Much time has been spent discussing the subject of user engagement lately as it becomes more and more obvious how much of a key role it plays in the current email marketing landscape. For your edification – a few recent related posts from the blogging world:
- Engagement: The New Frontier In Deliverability? – George Bilbery from Return Path weighs in
- How to attract customers, engage them & keep them coming back – backyard birding as a study in user engagement
- Email Marketing Today: Episode 29 – “Lessons learned from WWD New Rules of Consumer Engagement”
- How Engagement Metrics Influence Deliverability – key points
- User Engagement & Email Delivery – a few quick notes
- Using Personality To Help Drive Engagement – why it’s important to show you’re not a faceless corporation
- Future of deliverability: 1 – the role of user interaction (see also part 2)
- How Can Non-Profits Send More Engaging Email? – a new study with some interesting statistics
Twitter have in the past week or two made several important changes that I think are worth mentioning, particularly because of the launch of our new Share section. One thing that I noticed this morning (being one of the lucky 5% of users getting a sneak preview) was the new ability to set up lists (apologies for the link to a slightly out-of-date post, but there’s no more recent information available that I know of, yet) – which for me is a very cool feature I have long wished for. Our own Mr Gareth Langston will be posting more about this later, so I’ll leave the details for him to describe.
Also, as many people are aware, Twitter searches will soon be incorporated into Google search results. What hasn’t been as widely discussed is Microsoft already have a Twitter search up and running – at least for part of the world (NB: I finally got it working by tweaking the URL). Finally, on a technical note, they’ve also introduced support for API versioning, which will allow the introduction of new features more easily than previously, and makes my developer side a happy little geek.
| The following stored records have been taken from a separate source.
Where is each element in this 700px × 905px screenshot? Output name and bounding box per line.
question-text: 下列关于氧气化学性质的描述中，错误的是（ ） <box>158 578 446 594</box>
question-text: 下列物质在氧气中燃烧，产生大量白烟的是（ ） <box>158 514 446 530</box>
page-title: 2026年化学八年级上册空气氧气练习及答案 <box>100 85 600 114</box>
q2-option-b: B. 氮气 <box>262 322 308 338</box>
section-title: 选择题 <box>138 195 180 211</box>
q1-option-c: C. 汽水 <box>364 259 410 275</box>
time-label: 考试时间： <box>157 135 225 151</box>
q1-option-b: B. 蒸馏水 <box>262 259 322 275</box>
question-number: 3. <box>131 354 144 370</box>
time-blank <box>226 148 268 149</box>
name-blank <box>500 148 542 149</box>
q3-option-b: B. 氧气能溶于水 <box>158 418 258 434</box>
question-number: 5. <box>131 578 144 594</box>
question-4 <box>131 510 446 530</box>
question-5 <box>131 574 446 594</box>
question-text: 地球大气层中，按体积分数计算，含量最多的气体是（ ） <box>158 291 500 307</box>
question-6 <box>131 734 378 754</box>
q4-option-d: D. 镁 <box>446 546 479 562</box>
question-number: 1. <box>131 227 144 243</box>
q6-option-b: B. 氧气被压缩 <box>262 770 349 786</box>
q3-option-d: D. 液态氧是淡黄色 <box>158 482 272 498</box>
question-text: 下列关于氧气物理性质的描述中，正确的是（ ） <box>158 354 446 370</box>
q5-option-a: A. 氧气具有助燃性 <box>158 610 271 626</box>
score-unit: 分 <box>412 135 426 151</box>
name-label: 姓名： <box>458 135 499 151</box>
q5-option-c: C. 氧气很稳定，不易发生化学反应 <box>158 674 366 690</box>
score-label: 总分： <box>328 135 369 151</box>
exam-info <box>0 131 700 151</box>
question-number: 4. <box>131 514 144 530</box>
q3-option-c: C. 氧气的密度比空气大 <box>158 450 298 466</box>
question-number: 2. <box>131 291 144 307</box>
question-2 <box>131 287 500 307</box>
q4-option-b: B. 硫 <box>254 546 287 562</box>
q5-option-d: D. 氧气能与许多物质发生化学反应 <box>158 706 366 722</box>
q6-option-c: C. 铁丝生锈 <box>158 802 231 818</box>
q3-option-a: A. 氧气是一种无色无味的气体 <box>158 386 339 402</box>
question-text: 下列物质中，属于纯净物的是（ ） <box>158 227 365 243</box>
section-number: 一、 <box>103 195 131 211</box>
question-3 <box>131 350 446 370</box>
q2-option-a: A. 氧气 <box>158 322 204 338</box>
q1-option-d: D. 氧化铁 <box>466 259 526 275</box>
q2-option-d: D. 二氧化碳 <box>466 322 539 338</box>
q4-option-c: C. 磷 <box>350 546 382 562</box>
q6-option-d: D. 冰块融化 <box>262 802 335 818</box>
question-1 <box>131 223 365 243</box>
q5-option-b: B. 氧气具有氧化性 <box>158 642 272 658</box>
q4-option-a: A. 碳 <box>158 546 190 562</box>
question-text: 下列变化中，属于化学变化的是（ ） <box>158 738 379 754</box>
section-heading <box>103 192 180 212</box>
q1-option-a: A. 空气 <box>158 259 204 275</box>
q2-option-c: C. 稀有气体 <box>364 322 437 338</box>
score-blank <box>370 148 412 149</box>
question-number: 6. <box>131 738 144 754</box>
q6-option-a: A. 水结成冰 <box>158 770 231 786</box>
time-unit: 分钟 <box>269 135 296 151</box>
Special mention this week to Marketing Sherpa‘s recently announced 2010 Email Marketing Benchmark Report. It’s not free ($297 for the PDF-only version), but to whet your appetite there is a fairly large executive summary slash excerpt available (16 pages, including several pages for the index). The report itself contains research from 1,493 “real-life marketers” with a plethora of charts, tables, statistics, and advice totalling 283 pages of content: quite honestly the most comprehensive research on email marketing that I know of, especially when complemented by our very own UK email marketing benchmark report. Good stuff, Sherpa!